In the case of data anonymisation, the most popular method is the so-called differential privacy. Here the original data is slightly changed in one statistical way or the other so that it can be processed centrally. Even though this method has a (comparatively) low complexity, a high maturity and can be applied for a wide range of cases, it is still much more of a bypass technology than a solution in itself. The main reason being the fact that personal data may be recalculated – for example by linking different databases. Last but not least, you also should keep in mind that even though the anonymisation technology might develop at a rapid pace, de-anonymisation technologies are also improving at the same time. What might be “privacy-preserving” today might not be secure anymore tomorrow. Therefore, this is one of the methods with a lower privacy rating.
Another method which raises hopes is homomorphic encryption. Data is encrypted on-device level and then processed centrally in encrypted form. But even though this is a promising approach, the considerable amount of computing resources needed for the calculations still hinders the widespread adaption.

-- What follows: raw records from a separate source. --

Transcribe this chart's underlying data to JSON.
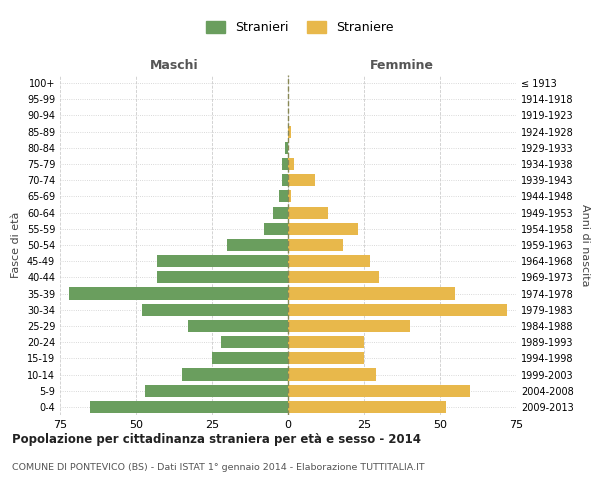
{
  "age_groups": [
    "0-4",
    "5-9",
    "10-14",
    "15-19",
    "20-24",
    "25-29",
    "30-34",
    "35-39",
    "40-44",
    "45-49",
    "50-54",
    "55-59",
    "60-64",
    "65-69",
    "70-74",
    "75-79",
    "80-84",
    "85-89",
    "90-94",
    "95-99",
    "100+"
  ],
  "birth_years": [
    "2009-2013",
    "2004-2008",
    "1999-2003",
    "1994-1998",
    "1989-1993",
    "1984-1988",
    "1979-1983",
    "1974-1978",
    "1969-1973",
    "1964-1968",
    "1959-1963",
    "1954-1958",
    "1949-1953",
    "1944-1948",
    "1939-1943",
    "1934-1938",
    "1929-1933",
    "1924-1928",
    "1919-1923",
    "1914-1918",
    "≤ 1913"
  ],
  "males": [
    65,
    47,
    35,
    25,
    22,
    33,
    48,
    72,
    43,
    43,
    20,
    8,
    5,
    3,
    2,
    2,
    1,
    0,
    0,
    0,
    0
  ],
  "females": [
    52,
    60,
    29,
    25,
    25,
    40,
    72,
    55,
    30,
    27,
    18,
    23,
    13,
    1,
    9,
    2,
    0,
    1,
    0,
    0,
    0
  ],
  "male_color": "#6a9e5e",
  "female_color": "#e8b84b",
  "grid_color": "#cccccc",
  "centerline_color": "#888855",
  "title": "Popolazione per cittadinanza straniera per età e sesso - 2014",
  "subtitle": "COMUNE DI PONTEVICO (BS) - Dati ISTAT 1° gennaio 2014 - Elaborazione TUTTITALIA.IT",
  "xlabel_left": "Maschi",
  "xlabel_right": "Femmine",
  "ylabel_left": "Fasce di età",
  "ylabel_right": "Anni di nascita",
  "legend_male": "Stranieri",
  "legend_female": "Straniere",
  "xlim": 75,
  "bar_height": 0.75,
  "background_color": "#ffffff"
}
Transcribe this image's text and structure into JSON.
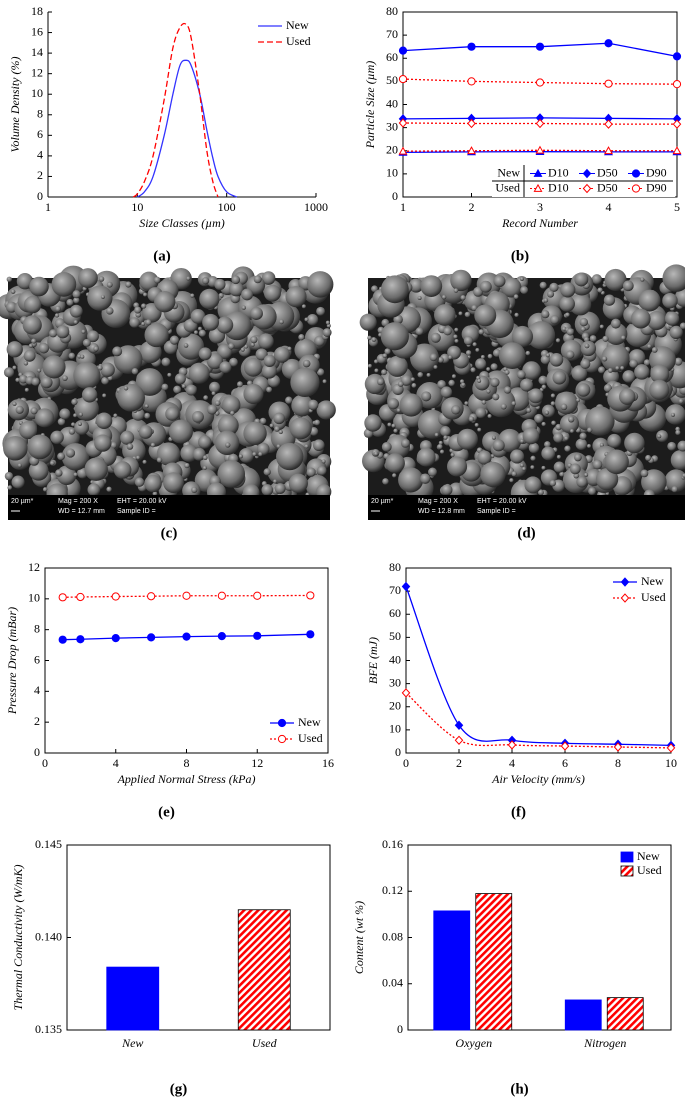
{
  "chart_data": [
    {
      "type": "line",
      "label": "(a)",
      "xlabel": "Size Classes (µm)",
      "ylabel": "Volume Density (%)",
      "xscale": "log",
      "xlim": [
        1,
        1000
      ],
      "xticks": [
        1,
        10,
        100,
        1000
      ],
      "ylim": [
        0,
        18
      ],
      "yticks": [
        0,
        2,
        4,
        6,
        8,
        10,
        12,
        14,
        16,
        18
      ],
      "smooth": true,
      "legend": "upper right",
      "series": [
        {
          "name": "New",
          "color": "#3333ff",
          "dash": "solid",
          "x": [
            10,
            12,
            15,
            20,
            25,
            30,
            35,
            40,
            50,
            60,
            70,
            80,
            100,
            130
          ],
          "values": [
            0,
            0.5,
            2,
            6,
            10,
            12.8,
            13.3,
            12.8,
            10,
            6.5,
            3.8,
            2,
            0.5,
            0
          ]
        },
        {
          "name": "Used",
          "color": "#ff0000",
          "dash": "dashed",
          "x": [
            9,
            10,
            12,
            15,
            20,
            25,
            30,
            35,
            40,
            50,
            60,
            70,
            80
          ],
          "values": [
            0,
            0.3,
            1.5,
            4,
            9.5,
            14.5,
            16.5,
            16.8,
            15.5,
            10,
            4.5,
            1.5,
            0
          ]
        }
      ]
    },
    {
      "type": "line",
      "label": "(b)",
      "xlabel": "Record Number",
      "ylabel": "Particle Size (µm)",
      "x": [
        1,
        2,
        3,
        4,
        5
      ],
      "xlim": [
        1,
        5
      ],
      "xticks": [
        1,
        2,
        3,
        4,
        5
      ],
      "ylim": [
        0,
        80
      ],
      "yticks": [
        0,
        10,
        20,
        30,
        40,
        50,
        60,
        70,
        80
      ],
      "legend": "table",
      "series": [
        {
          "group": "New",
          "name": "D10",
          "color": "#0000ff",
          "dash": "solid",
          "marker": "triangle",
          "filled": true,
          "values": [
            19.3,
            19.5,
            19.6,
            19.5,
            19.5
          ]
        },
        {
          "group": "New",
          "name": "D50",
          "color": "#0000ff",
          "dash": "solid",
          "marker": "diamond",
          "filled": true,
          "values": [
            33.8,
            34,
            34.2,
            34,
            33.8
          ]
        },
        {
          "group": "New",
          "name": "D90",
          "color": "#0000ff",
          "dash": "solid",
          "marker": "circle",
          "filled": true,
          "values": [
            63.3,
            65,
            65,
            66.5,
            60.8
          ]
        },
        {
          "group": "Used",
          "name": "D10",
          "color": "#ff0000",
          "dash": "dotted",
          "marker": "triangle",
          "filled": false,
          "values": [
            19.8,
            20,
            20.2,
            20,
            20
          ]
        },
        {
          "group": "Used",
          "name": "D50",
          "color": "#ff0000",
          "dash": "dotted",
          "marker": "diamond",
          "filled": false,
          "values": [
            32,
            31.8,
            31.8,
            31.5,
            31.5
          ]
        },
        {
          "group": "Used",
          "name": "D90",
          "color": "#ff0000",
          "dash": "dotted",
          "marker": "circle",
          "filled": false,
          "values": [
            51,
            50,
            49.5,
            49,
            48.8
          ]
        }
      ]
    },
    {
      "type": "line",
      "label": "(e)",
      "xlabel": "Applied Normal Stress (kPa)",
      "ylabel": "Pressure Drop (mBar)",
      "x": [
        1,
        2,
        4,
        6,
        8,
        10,
        12,
        15
      ],
      "xlim": [
        0,
        16
      ],
      "xticks": [
        0,
        4,
        8,
        12,
        16
      ],
      "ylim": [
        0,
        12
      ],
      "yticks": [
        0,
        2,
        4,
        6,
        8,
        10,
        12
      ],
      "legend": "lower right",
      "series": [
        {
          "name": "New",
          "color": "#0000ff",
          "dash": "solid",
          "marker": "circle",
          "filled": true,
          "values": [
            7.35,
            7.38,
            7.45,
            7.5,
            7.55,
            7.58,
            7.6,
            7.7
          ]
        },
        {
          "name": "Used",
          "color": "#ff0000",
          "dash": "dotted",
          "marker": "circle",
          "filled": false,
          "values": [
            10.1,
            10.12,
            10.15,
            10.17,
            10.2,
            10.2,
            10.2,
            10.22
          ]
        }
      ]
    },
    {
      "type": "line",
      "label": "(f)",
      "xlabel": "Air Velocity (mm/s)",
      "ylabel": "BFE (mJ)",
      "x": [
        0,
        2,
        4,
        6,
        8,
        10
      ],
      "xlim": [
        0,
        10
      ],
      "xticks": [
        0,
        2,
        4,
        6,
        8,
        10
      ],
      "ylim": [
        0,
        80
      ],
      "yticks": [
        0,
        10,
        20,
        30,
        40,
        50,
        60,
        70,
        80
      ],
      "smooth": true,
      "legend": "upper right",
      "series": [
        {
          "name": "New",
          "color": "#0000ff",
          "dash": "solid",
          "marker": "diamond",
          "filled": true,
          "values": [
            72,
            12,
            5.5,
            4.2,
            3.8,
            3.3
          ]
        },
        {
          "name": "Used",
          "color": "#ff0000",
          "dash": "dotted",
          "marker": "diamond",
          "filled": false,
          "values": [
            26,
            5.5,
            3.5,
            3,
            2.6,
            2.2
          ]
        }
      ]
    },
    {
      "type": "bar",
      "label": "(g)",
      "ylabel": "Thermal Conductivity (W/mK)",
      "categories": [
        "New",
        "Used"
      ],
      "values": [
        0.1384,
        0.1415
      ],
      "colors": [
        "#0000ff",
        "#ff0000"
      ],
      "hatched": [
        false,
        true
      ],
      "ylim": [
        0.135,
        0.145
      ],
      "yticks": [
        0.135,
        {
          "value": 0.14,
          "label": "0.140"
        },
        0.145
      ]
    },
    {
      "type": "bar",
      "label": "(h)",
      "ylabel": "Content (wt %)",
      "legend": "upper right",
      "categories": [
        "Oxygen",
        "Nitrogen"
      ],
      "ylim": [
        0,
        0.16
      ],
      "yticks": [
        0,
        0.04,
        0.08,
        0.12,
        0.16
      ],
      "series": [
        {
          "name": "New",
          "color": "#0000ff",
          "hatched": false,
          "values": [
            0.103,
            0.026
          ]
        },
        {
          "name": "Used",
          "color": "#ff0000",
          "hatched": true,
          "values": [
            0.118,
            0.028
          ]
        }
      ]
    }
  ],
  "images": [
    {
      "label": "(c)",
      "scale": "20 µm*",
      "mag": "Mag =  200 X",
      "wd": "WD = 12.7 mm",
      "eht": "EHT = 20.00 kV",
      "sample": "Sample ID ="
    },
    {
      "label": "(d)",
      "scale": "20 µm*",
      "mag": "Mag =  200 X",
      "wd": "WD = 12.8 mm",
      "eht": "EHT = 20.00 kV",
      "sample": "Sample ID ="
    }
  ]
}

What these methods have in common is that they collect data, change it in one way or the other and process it centrally. But what if we turn this approach around and don’t bring the data to the algorithm but rather the algorithm to the data? Edge computing and especially federated learning are doing just this.
Don’t bring the data to the algorithm, bring the algorithm to the data
With federated learning, all data stays on end devices and each end device trains its own AI local with its own data. These models are then encrypted and send to an aggregator that combines these encrypted AI models and can remove the encryption, but only on the aggregated AI model.
Besides protecting user privacy, this method also has the advantage that you don’t have to ship large amounts of raw data anymore and that it works asynchronously. It can also much better protect against attacks and manipulations than conventional anonymisation methods. For attackers to succeed, they would have to corrupt and control several, decentralised devices at the same time.
Another huge benefit of a decentralised over a centralised approach is that the tide is turning for centralised systems.
Whereas in 2018, 80 % of data was processed centrally, the afore mentioned official EU Data Strategy projects that by 2025 80 % of data is processed on device level.
Technological development not only brings us new, difficult choices but sometimes also new methods to face these challenges – if we’re willing to invest in them and use them for the greater good. In our understanding of AI dilemmata, we shouldn’t get stuck with a dichotomy fallacy of seeing only an either-or choice – and thus starve to death like Buridan’s Ass.
But we should rather try to find a third, new way out of this AI Privacy Dilemma, by challenging the status quo – so that we enable great, convenient AI technology while protecting and preserving privacy at the same time.